GELORA.CO - Perusahaan farmasi Amerika Serikat (AS), Pfizer Inc dan perusahaan Jerman, BioNTech SE, masih menjadi trending setelah vaksin mereka berhasil melawan virus corona.
Seperti diketahui, kandidat vaksin keduanya, BNT162b2 sukses menyita perhatian global lantaran terbukti 90 persen efektif melindungi relawan dari infeksi.
"Ini kemajuan medis terbesar dalam 100 tahun terakhir," ucap CEO Pfizer Albert Bourla pada Senin (9/11) lalu.
Di balik keriuhan berita kesuksesan uji klinis hingga lonjakan saham Pfizer atau BioNTech, ada dua ilmuwan yang menjadi otak penciptaan BNT162b2.
Siapakah mereka?
Mengutip CNN, dua ilmuwan itu bernama Ugur Sahin (55) dan Ozlem Tureci (53), pasangan ilmuwan Jerman-Turki yang berada di balik pengembangan BNT162b2.
Sebelum bergulat dengan pengembangan vaksin COVID-19, keduanya pun tercatat memiliki rekam jejak medis yang luar biasa.
Baik Sahin dan Tureci, keduanya telah mengabdikan hidup mereka pada bidang onkologi dan penyakit menular.
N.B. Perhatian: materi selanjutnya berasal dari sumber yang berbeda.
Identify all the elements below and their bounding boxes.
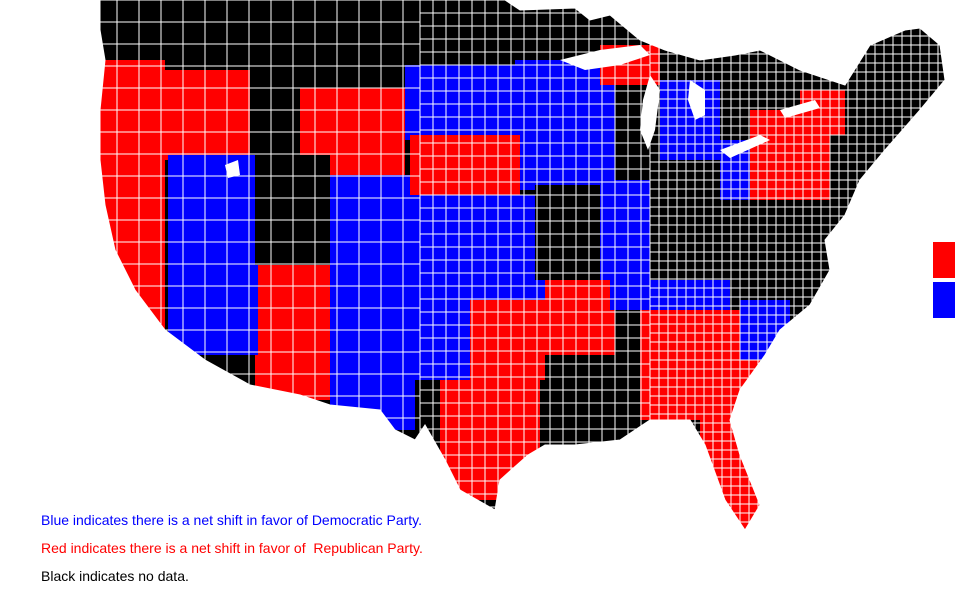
region-blue-kansas: [415, 195, 535, 280]
region-red-idaho-montana: [150, 70, 250, 160]
region-red-arkansas: [545, 280, 615, 355]
region-black-missouri: [535, 185, 610, 280]
region-black-virginia: [760, 200, 830, 300]
legend-black-text: Black indicates no data.: [41, 568, 189, 584]
legend-swatch-red: [933, 242, 955, 278]
lake-superior: [560, 45, 650, 70]
region-red-texas: [440, 380, 540, 500]
lake-huron: [688, 80, 705, 120]
region-red-nebraska: [410, 135, 520, 195]
region-red-new-york: [800, 90, 850, 135]
lake-ontario: [780, 100, 820, 118]
region-red-south-texas: [470, 300, 545, 380]
lake-michigan: [640, 75, 660, 150]
region-blue-illinois: [600, 180, 650, 280]
legend-red-text: Red indicates there is a net shift in fa…: [41, 540, 423, 556]
lake-erie: [720, 135, 770, 158]
region-blue-nevada: [168, 155, 258, 355]
us-outline: [99, 0, 946, 531]
region-blue-upper-midwest: [515, 60, 615, 190]
region-blue-colorado-newmexico: [330, 175, 415, 430]
region-black-deep-south: [545, 355, 645, 445]
legend-blue-text: Blue indicates there is a net shift in f…: [41, 512, 423, 528]
region-blue-tennessee: [610, 280, 730, 310]
legend-swatch-blue: [933, 282, 955, 318]
great-salt-lake: [225, 160, 240, 178]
Keduanya juga telah menghabiskan bertahun-tahun merintis perawatan imunoterapi yang dipersonalisasi untuk kanker.
Pada 2001, kedua dokter terlatih itu sempat mendirikan perusahaan bernama Ganymed Pharmaceuticals. Di perusahaan inilah, keduanya aktif mengembangkan antibodi pelawan kanker.
Mereka pun sukses menjajakan produk hingga pada tahun 2016, penjualan mencapai hingga USD1,4 miliar (Rp19,7 triliun).
Di tengah-tengah kesuksesa nnya dengan Ganymed Pharmaceuticals, Sahin dan Tureci mulai mendirikan BioNTech pada tahun 2008.
Menjadi pemimpin perusahaan farmasi ternama, Sahin dan Chief akhirnya ikut terdaftar di antara 100 orang terkaya di Jerman.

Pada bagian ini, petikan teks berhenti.